А финал всей этой истории блестящий. Похоронили Евсея, все успокоились, вдова вернулась к прежнему мужу и пению в ресторане. А по Брайтон-бич, склонившись над шикарной коляской, прогуливалась счастливая Валечка - она получила ребенка. И это - все.

- Нет, еще не все. Ваш последний фильм называется: "Господи, кто я?" Как вы сами ответили бы на собственный вопрос?

- А я ведь не отвечаю, а позволяю зрителю догадаться. Кто я?.. Я есмь я. Большое количество людей любит меня таким, каков я есть. Вреда никому никогда не причинил. Живу творчеством. Могу отлично выдержать несколько лет в одиночной камере - хорошо бы, чтобы она была комфортабельной. Одиночество меня не страшит: я окружен моими героями. Еще не написанными.

- Два года назад вы признались мне, что несчастливы. Что скажете сегодня?
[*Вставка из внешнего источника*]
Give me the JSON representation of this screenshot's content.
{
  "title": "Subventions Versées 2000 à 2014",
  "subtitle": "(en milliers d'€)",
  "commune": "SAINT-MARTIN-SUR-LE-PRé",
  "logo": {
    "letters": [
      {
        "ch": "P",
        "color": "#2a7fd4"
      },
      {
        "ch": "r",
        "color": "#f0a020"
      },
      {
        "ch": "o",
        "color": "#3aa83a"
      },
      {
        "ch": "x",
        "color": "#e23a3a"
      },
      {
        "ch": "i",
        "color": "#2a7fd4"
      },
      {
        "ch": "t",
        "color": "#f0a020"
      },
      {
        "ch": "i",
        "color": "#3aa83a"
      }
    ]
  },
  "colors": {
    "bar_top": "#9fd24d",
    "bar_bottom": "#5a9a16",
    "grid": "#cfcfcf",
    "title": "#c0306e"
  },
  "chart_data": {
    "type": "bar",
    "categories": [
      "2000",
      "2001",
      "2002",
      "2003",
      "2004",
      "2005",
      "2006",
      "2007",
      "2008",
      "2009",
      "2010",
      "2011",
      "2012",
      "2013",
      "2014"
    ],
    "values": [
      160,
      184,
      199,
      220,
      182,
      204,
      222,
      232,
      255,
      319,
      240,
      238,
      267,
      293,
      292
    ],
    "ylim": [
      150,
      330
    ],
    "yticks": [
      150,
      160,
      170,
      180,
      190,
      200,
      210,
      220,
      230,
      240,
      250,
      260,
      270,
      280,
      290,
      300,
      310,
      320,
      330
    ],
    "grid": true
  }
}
- То же самое. Как можно быть счастливым в шестьдесят семь лет? Однажды в интервью американской газете меня спросили: "Каковы ваши планы?" Я ответил: "Главный план мой - не умереть от тоски на пути к крематорию". Все мы едем туда, одни - раньше, другие - позже. Но все мы - пассажиры одного поезда. Одни едут первым классом, считая, что им там будет мягче. Другие - вторым, третьим, а мы, эмигранты, бежим рядом с поездом, держась за поручни.

- Ну что, встретимся по традиции через два года?

- За это время может появиться некролог. Если много летаешь, можно когда-нибудь и упасть в океан, о чем я тайно мечтаю. Вот уж посмеюсь!.. Я-то не буду жалеть, что мы падаем, а остальные, те, которые цепляются за жизнь, что будут вытворять...

- А вы будете наблюдать со стороны?

- Обязательно. В этом и состоит мерзость моей натуры.

Каждый раз, ставя точку в конце интервью такого рода, я не могу решить: должна ли напоминать вам, уважаемые читатели, что взгляды собеседников часто абсолютно не совпадают с моими собственными...

-------------------

* Прим. автора. Как показали июньские выборы в России, прогноз Э.Севелы оказался не совсем точным.